**Summary**
Enwell Energy PLC, an oil and gas exploration and production group, reported its audited results for 2025, highlighting significant operational and financial challenges due to the ongoing war in Ukraine and regulatory actions by Ukrainian authorities. Key points include
**Operational Impact** Aggregate average daily production decreased to 1,865 boepd in 2025 from 2,288 boepd in 2024, primarily due to licence suspensions and the wars disruption. Production volumes for the year were 48,962 boe, down from 722,753 boe in 2024.
**Financial Performance** Revenue plummeted to $3.3 million in 2025 from $44.9 million in 2024, a 92% decline. Gross profit fell to $1.2 million from $28.2 million, and the company reported a net loss of $4.5 million compared to a $23.7 million profit in 2024.
**Regulatory Challenges** Ukrainian authorities suspended the MEX-GOL, SV, and VAS production licences for ten years in November 2024, halting operations. The company is pursuing legal proceedings, including arbitration under the UK-Ukraine bilateral investment treaty, to challenge these suspensions and seek compensation.
**SC Licence Development** Despite challenges, Enwell continued development planning at the SC exploration licence area, including preparations for drilling the SC-5 well and installing new gas processing facilities. Temporary equipment is being installed to enable gas and condensate production from the SC-4 well.
**Financial Position** Cash and cash equivalents stood at $97.1 million as of December 31, 2025, slightly down from $99.4 million in 2024. The company retains a significant portion of its cash outside Ukraine, enhancing its ability to navigate risks.
**Outlook** The wars impact and regulatory uncertainties continue to pose significant challenges.

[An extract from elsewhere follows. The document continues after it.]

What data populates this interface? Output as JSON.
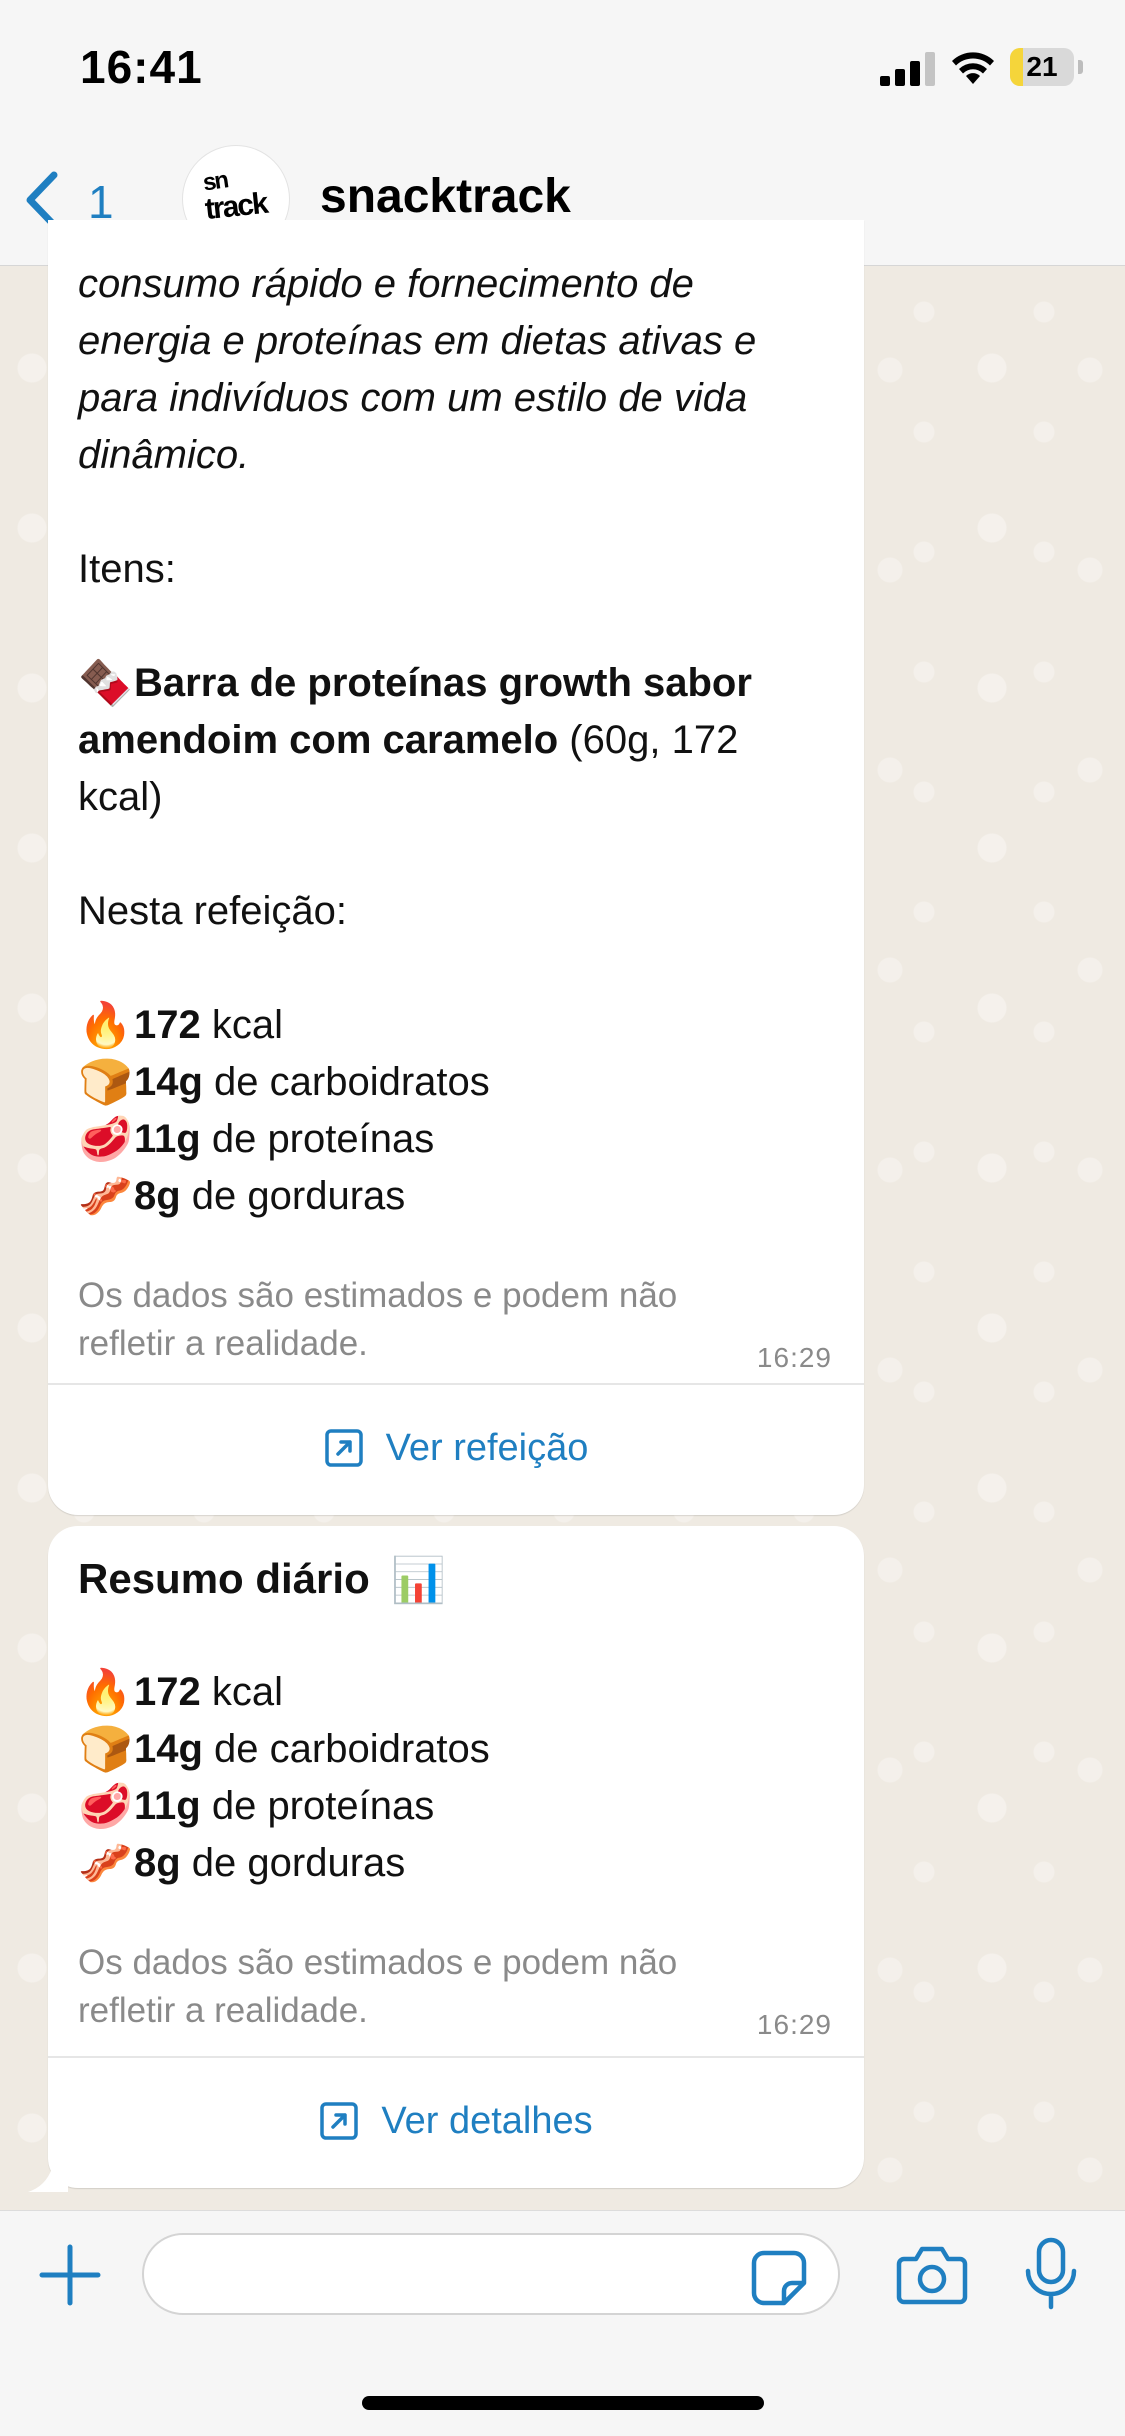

Enwell plans to focus on the SC licence development and legal efforts to restore licences and operations, while tightly managing costs to preserve cash resources.

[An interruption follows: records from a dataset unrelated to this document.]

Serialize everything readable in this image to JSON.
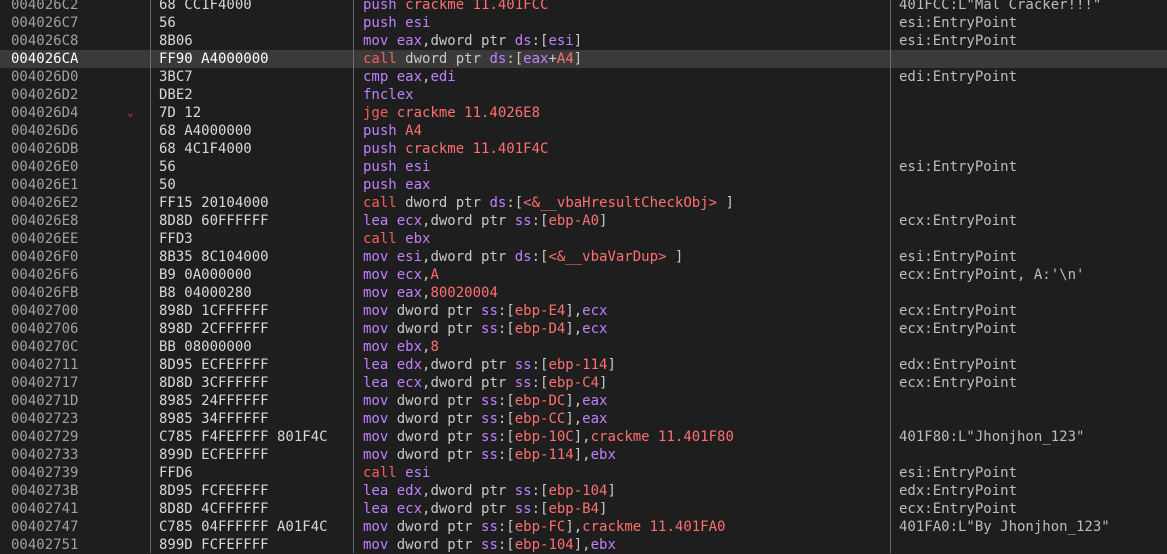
{
  "colors": {
    "background": "#1e1e1e",
    "selected_row": "#3a3a3a",
    "mnemonic": "#c080ff",
    "call_jump": "#ff5a5a",
    "number_symbol": "#ff7070",
    "text": "#c8c8c8",
    "column_divider": "#6b6b6b"
  },
  "selected_index": 3,
  "rows": [
    {
      "addr": "004026C2",
      "bytes": "68 CC1F4000",
      "arrow": "",
      "comment": "401FCC:L\"Mal Cracker!!!\"",
      "tokens": [
        [
          "push ",
          "mn"
        ],
        [
          "crackme 11.401FCC",
          "sym"
        ]
      ]
    },
    {
      "addr": "004026C7",
      "bytes": "56",
      "arrow": "",
      "comment": "esi:EntryPoint",
      "tokens": [
        [
          "push ",
          "mn"
        ],
        [
          "esi",
          "reg"
        ]
      ]
    },
    {
      "addr": "004026C8",
      "bytes": "8B06",
      "arrow": "",
      "comment": "esi:EntryPoint",
      "tokens": [
        [
          "mov ",
          "mn"
        ],
        [
          "eax",
          "reg"
        ],
        [
          ",dword ptr ",
          "plain"
        ],
        [
          "ds",
          "reg"
        ],
        [
          ":[",
          "plain"
        ],
        [
          "esi",
          "reg"
        ],
        [
          "]",
          "plain"
        ]
      ]
    },
    {
      "addr": "004026CA",
      "bytes": "FF90 A4000000",
      "arrow": "",
      "comment": "",
      "tokens": [
        [
          "call ",
          "call"
        ],
        [
          "dword ptr ",
          "plain"
        ],
        [
          "ds",
          "reg"
        ],
        [
          ":[",
          "plain"
        ],
        [
          "eax",
          "reg"
        ],
        [
          "+",
          "plain"
        ],
        [
          "A4",
          "num"
        ],
        [
          "]",
          "plain"
        ]
      ]
    },
    {
      "addr": "004026D0",
      "bytes": "3BC7",
      "arrow": "",
      "comment": "edi:EntryPoint",
      "tokens": [
        [
          "cmp ",
          "mn"
        ],
        [
          "eax",
          "reg"
        ],
        [
          ",",
          "plain"
        ],
        [
          "edi",
          "reg"
        ]
      ]
    },
    {
      "addr": "004026D2",
      "bytes": "DBE2",
      "arrow": "",
      "comment": "",
      "tokens": [
        [
          "fnclex",
          "mn"
        ]
      ]
    },
    {
      "addr": "004026D4",
      "bytes": "7D 12",
      "arrow": "⌄",
      "comment": "",
      "tokens": [
        [
          "jge ",
          "jcc"
        ],
        [
          "crackme 11.4026E8",
          "sym"
        ]
      ]
    },
    {
      "addr": "004026D6",
      "bytes": "68 A4000000",
      "arrow": "",
      "comment": "",
      "tokens": [
        [
          "push ",
          "mn"
        ],
        [
          "A4",
          "num"
        ]
      ]
    },
    {
      "addr": "004026DB",
      "bytes": "68 4C1F4000",
      "arrow": "",
      "comment": "",
      "tokens": [
        [
          "push ",
          "mn"
        ],
        [
          "crackme 11.401F4C",
          "sym"
        ]
      ]
    },
    {
      "addr": "004026E0",
      "bytes": "56",
      "arrow": "",
      "comment": "esi:EntryPoint",
      "tokens": [
        [
          "push ",
          "mn"
        ],
        [
          "esi",
          "reg"
        ]
      ]
    },
    {
      "addr": "004026E1",
      "bytes": "50",
      "arrow": "",
      "comment": "",
      "tokens": [
        [
          "push ",
          "mn"
        ],
        [
          "eax",
          "reg"
        ]
      ]
    },
    {
      "addr": "004026E2",
      "bytes": "FF15 20104000",
      "arrow": "",
      "comment": "",
      "tokens": [
        [
          "call ",
          "call"
        ],
        [
          "dword ptr ",
          "plain"
        ],
        [
          "ds",
          "reg"
        ],
        [
          ":[",
          "plain"
        ],
        [
          "<&__vbaHresultCheckObj>",
          "sym"
        ],
        [
          " ]",
          "plain"
        ]
      ]
    },
    {
      "addr": "004026E8",
      "bytes": "8D8D 60FFFFFF",
      "arrow": "",
      "comment": "ecx:EntryPoint",
      "tokens": [
        [
          "lea ",
          "mn"
        ],
        [
          "ecx",
          "reg"
        ],
        [
          ",dword ptr ",
          "plain"
        ],
        [
          "ss",
          "reg"
        ],
        [
          ":[",
          "plain"
        ],
        [
          "ebp-A0",
          "num"
        ],
        [
          "]",
          "plain"
        ]
      ]
    },
    {
      "addr": "004026EE",
      "bytes": "FFD3",
      "arrow": "",
      "comment": "",
      "tokens": [
        [
          "call ",
          "call"
        ],
        [
          "ebx",
          "reg"
        ]
      ]
    },
    {
      "addr": "004026F0",
      "bytes": "8B35 8C104000",
      "arrow": "",
      "comment": "esi:EntryPoint",
      "tokens": [
        [
          "mov ",
          "mn"
        ],
        [
          "esi",
          "reg"
        ],
        [
          ",dword ptr ",
          "plain"
        ],
        [
          "ds",
          "reg"
        ],
        [
          ":[",
          "plain"
        ],
        [
          "<&__vbaVarDup>",
          "sym"
        ],
        [
          " ]",
          "plain"
        ]
      ]
    },
    {
      "addr": "004026F6",
      "bytes": "B9 0A000000",
      "arrow": "",
      "comment": "ecx:EntryPoint, A:'\\n'",
      "tokens": [
        [
          "mov ",
          "mn"
        ],
        [
          "ecx",
          "reg"
        ],
        [
          ",",
          "plain"
        ],
        [
          "A",
          "num"
        ]
      ]
    },
    {
      "addr": "004026FB",
      "bytes": "B8 04000280",
      "arrow": "",
      "comment": "",
      "tokens": [
        [
          "mov ",
          "mn"
        ],
        [
          "eax",
          "reg"
        ],
        [
          ",",
          "plain"
        ],
        [
          "80020004",
          "num"
        ]
      ]
    },
    {
      "addr": "00402700",
      "bytes": "898D 1CFFFFFF",
      "arrow": "",
      "comment": "ecx:EntryPoint",
      "tokens": [
        [
          "mov ",
          "mn"
        ],
        [
          "dword ptr ",
          "plain"
        ],
        [
          "ss",
          "reg"
        ],
        [
          ":[",
          "plain"
        ],
        [
          "ebp-E4",
          "num"
        ],
        [
          "],",
          "plain"
        ],
        [
          "ecx",
          "reg"
        ]
      ]
    },
    {
      "addr": "00402706",
      "bytes": "898D 2CFFFFFF",
      "arrow": "",
      "comment": "ecx:EntryPoint",
      "tokens": [
        [
          "mov ",
          "mn"
        ],
        [
          "dword ptr ",
          "plain"
        ],
        [
          "ss",
          "reg"
        ],
        [
          ":[",
          "plain"
        ],
        [
          "ebp-D4",
          "num"
        ],
        [
          "],",
          "plain"
        ],
        [
          "ecx",
          "reg"
        ]
      ]
    },
    {
      "addr": "0040270C",
      "bytes": "BB 08000000",
      "arrow": "",
      "comment": "",
      "tokens": [
        [
          "mov ",
          "mn"
        ],
        [
          "ebx",
          "reg"
        ],
        [
          ",",
          "plain"
        ],
        [
          "8",
          "num"
        ]
      ]
    },
    {
      "addr": "00402711",
      "bytes": "8D95 ECFEFFFF",
      "arrow": "",
      "comment": "edx:EntryPoint",
      "tokens": [
        [
          "lea ",
          "mn"
        ],
        [
          "edx",
          "reg"
        ],
        [
          ",dword ptr ",
          "plain"
        ],
        [
          "ss",
          "reg"
        ],
        [
          ":[",
          "plain"
        ],
        [
          "ebp-114",
          "num"
        ],
        [
          "]",
          "plain"
        ]
      ]
    },
    {
      "addr": "00402717",
      "bytes": "8D8D 3CFFFFFF",
      "arrow": "",
      "comment": "ecx:EntryPoint",
      "tokens": [
        [
          "lea ",
          "mn"
        ],
        [
          "ecx",
          "reg"
        ],
        [
          ",dword ptr ",
          "plain"
        ],
        [
          "ss",
          "reg"
        ],
        [
          ":[",
          "plain"
        ],
        [
          "ebp-C4",
          "num"
        ],
        [
          "]",
          "plain"
        ]
      ]
    },
    {
      "addr": "0040271D",
      "bytes": "8985 24FFFFFF",
      "arrow": "",
      "comment": "",
      "tokens": [
        [
          "mov ",
          "mn"
        ],
        [
          "dword ptr ",
          "plain"
        ],
        [
          "ss",
          "reg"
        ],
        [
          ":[",
          "plain"
        ],
        [
          "ebp-DC",
          "num"
        ],
        [
          "],",
          "plain"
        ],
        [
          "eax",
          "reg"
        ]
      ]
    },
    {
      "addr": "00402723",
      "bytes": "8985 34FFFFFF",
      "arrow": "",
      "comment": "",
      "tokens": [
        [
          "mov ",
          "mn"
        ],
        [
          "dword ptr ",
          "plain"
        ],
        [
          "ss",
          "reg"
        ],
        [
          ":[",
          "plain"
        ],
        [
          "ebp-CC",
          "num"
        ],
        [
          "],",
          "plain"
        ],
        [
          "eax",
          "reg"
        ]
      ]
    },
    {
      "addr": "00402729",
      "bytes": "C785 F4FEFFFF 801F4C",
      "arrow": "",
      "comment": "401F80:L\"Jhonjhon_123\"",
      "tokens": [
        [
          "mov ",
          "mn"
        ],
        [
          "dword ptr ",
          "plain"
        ],
        [
          "ss",
          "reg"
        ],
        [
          ":[",
          "plain"
        ],
        [
          "ebp-10C",
          "num"
        ],
        [
          "],",
          "plain"
        ],
        [
          "crackme 11.401F80",
          "sym"
        ]
      ]
    },
    {
      "addr": "00402733",
      "bytes": "899D ECFEFFFF",
      "arrow": "",
      "comment": "",
      "tokens": [
        [
          "mov ",
          "mn"
        ],
        [
          "dword ptr ",
          "plain"
        ],
        [
          "ss",
          "reg"
        ],
        [
          ":[",
          "plain"
        ],
        [
          "ebp-114",
          "num"
        ],
        [
          "],",
          "plain"
        ],
        [
          "ebx",
          "reg"
        ]
      ]
    },
    {
      "addr": "00402739",
      "bytes": "FFD6",
      "arrow": "",
      "comment": "esi:EntryPoint",
      "tokens": [
        [
          "call ",
          "call"
        ],
        [
          "esi",
          "reg"
        ]
      ]
    },
    {
      "addr": "0040273B",
      "bytes": "8D95 FCFEFFFF",
      "arrow": "",
      "comment": "edx:EntryPoint",
      "tokens": [
        [
          "lea ",
          "mn"
        ],
        [
          "edx",
          "reg"
        ],
        [
          ",dword ptr ",
          "plain"
        ],
        [
          "ss",
          "reg"
        ],
        [
          ":[",
          "plain"
        ],
        [
          "ebp-104",
          "num"
        ],
        [
          "]",
          "plain"
        ]
      ]
    },
    {
      "addr": "00402741",
      "bytes": "8D8D 4CFFFFFF",
      "arrow": "",
      "comment": "ecx:EntryPoint",
      "tokens": [
        [
          "lea ",
          "mn"
        ],
        [
          "ecx",
          "reg"
        ],
        [
          ",dword ptr ",
          "plain"
        ],
        [
          "ss",
          "reg"
        ],
        [
          ":[",
          "plain"
        ],
        [
          "ebp-B4",
          "num"
        ],
        [
          "]",
          "plain"
        ]
      ]
    },
    {
      "addr": "00402747",
      "bytes": "C785 04FFFFFF A01F4C",
      "arrow": "",
      "comment": "401FA0:L\"By Jhonjhon_123\"",
      "tokens": [
        [
          "mov ",
          "mn"
        ],
        [
          "dword ptr ",
          "plain"
        ],
        [
          "ss",
          "reg"
        ],
        [
          ":[",
          "plain"
        ],
        [
          "ebp-FC",
          "num"
        ],
        [
          "],",
          "plain"
        ],
        [
          "crackme 11.401FA0",
          "sym"
        ]
      ]
    },
    {
      "addr": "00402751",
      "bytes": "899D FCFEFFFF",
      "arrow": "",
      "comment": "",
      "tokens": [
        [
          "mov ",
          "mn"
        ],
        [
          "dword ptr ",
          "plain"
        ],
        [
          "ss",
          "reg"
        ],
        [
          ":[",
          "plain"
        ],
        [
          "ebp-104",
          "num"
        ],
        [
          "],",
          "plain"
        ],
        [
          "ebx",
          "reg"
        ]
      ]
    }
  ]
}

**Corporate Governance** Changes in the Board included the appointment of Oleksandr Blyzniuk as a Non-Executive Director in January 2025.

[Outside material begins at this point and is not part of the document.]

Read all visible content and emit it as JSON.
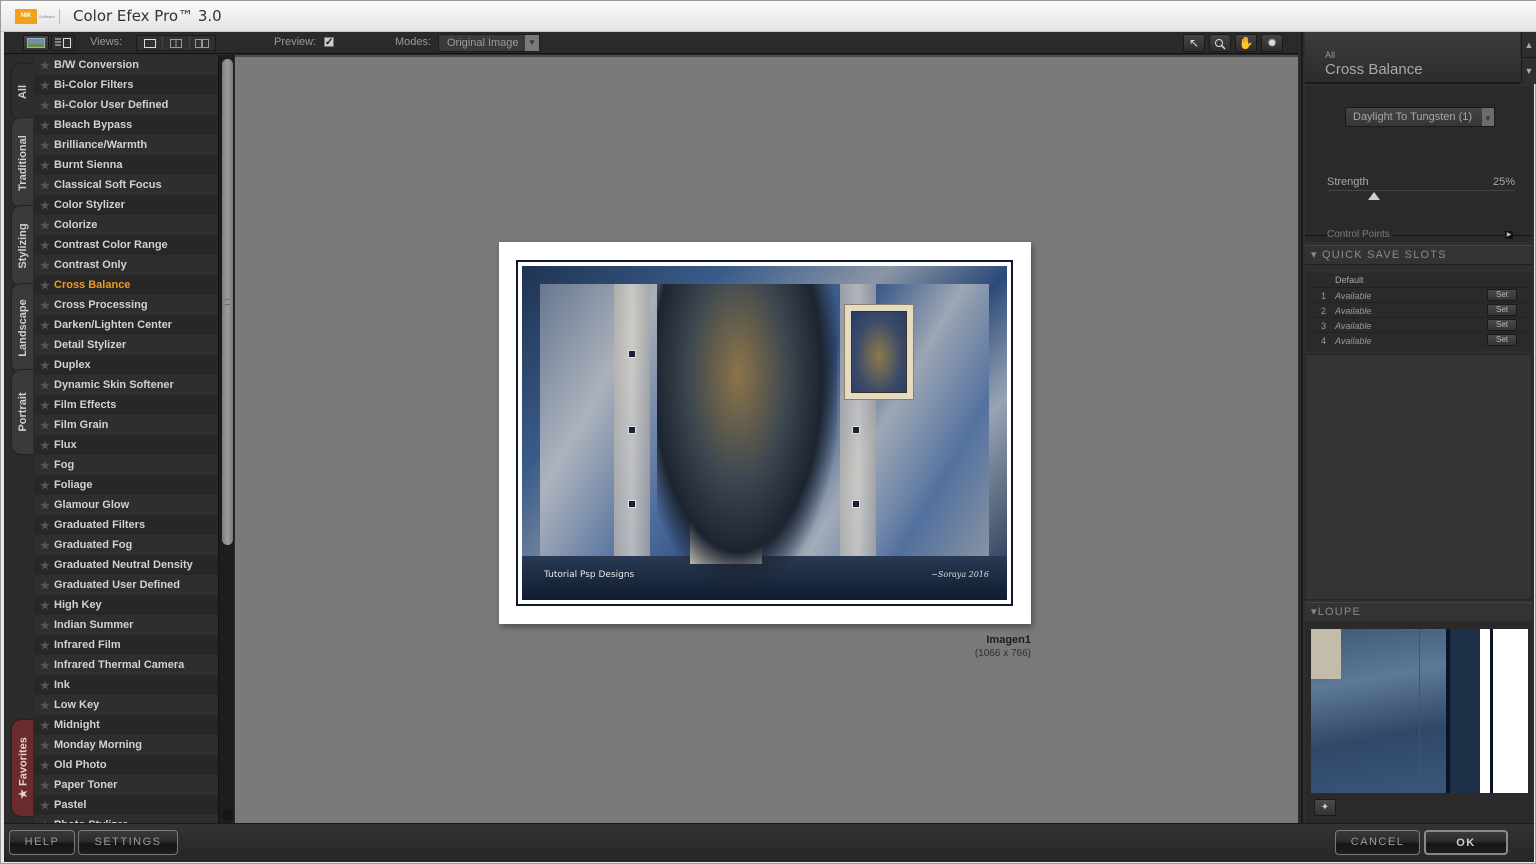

Enwells 2025 results reflect the severe impact of geopolitical and regulatory factors on its operations and financial health, with the company navigating a complex environment to protect its assets and pursue growth opportunities where possible.
Here is the comparison of financials and debt year on year in an HTML table format:
Note: The company does not have any debt, so the debt column shows 0% change.
This table and the observations provide a clear comparison of the company's financials and debt year on year. The significant declines in revenue, gross profit, operating profit, and net profit are primarily attributed to the licence suspensions and the ongoing war in Ukraine. The company's cash position remains strong, with no debt, which provides a buffer against further disruptions.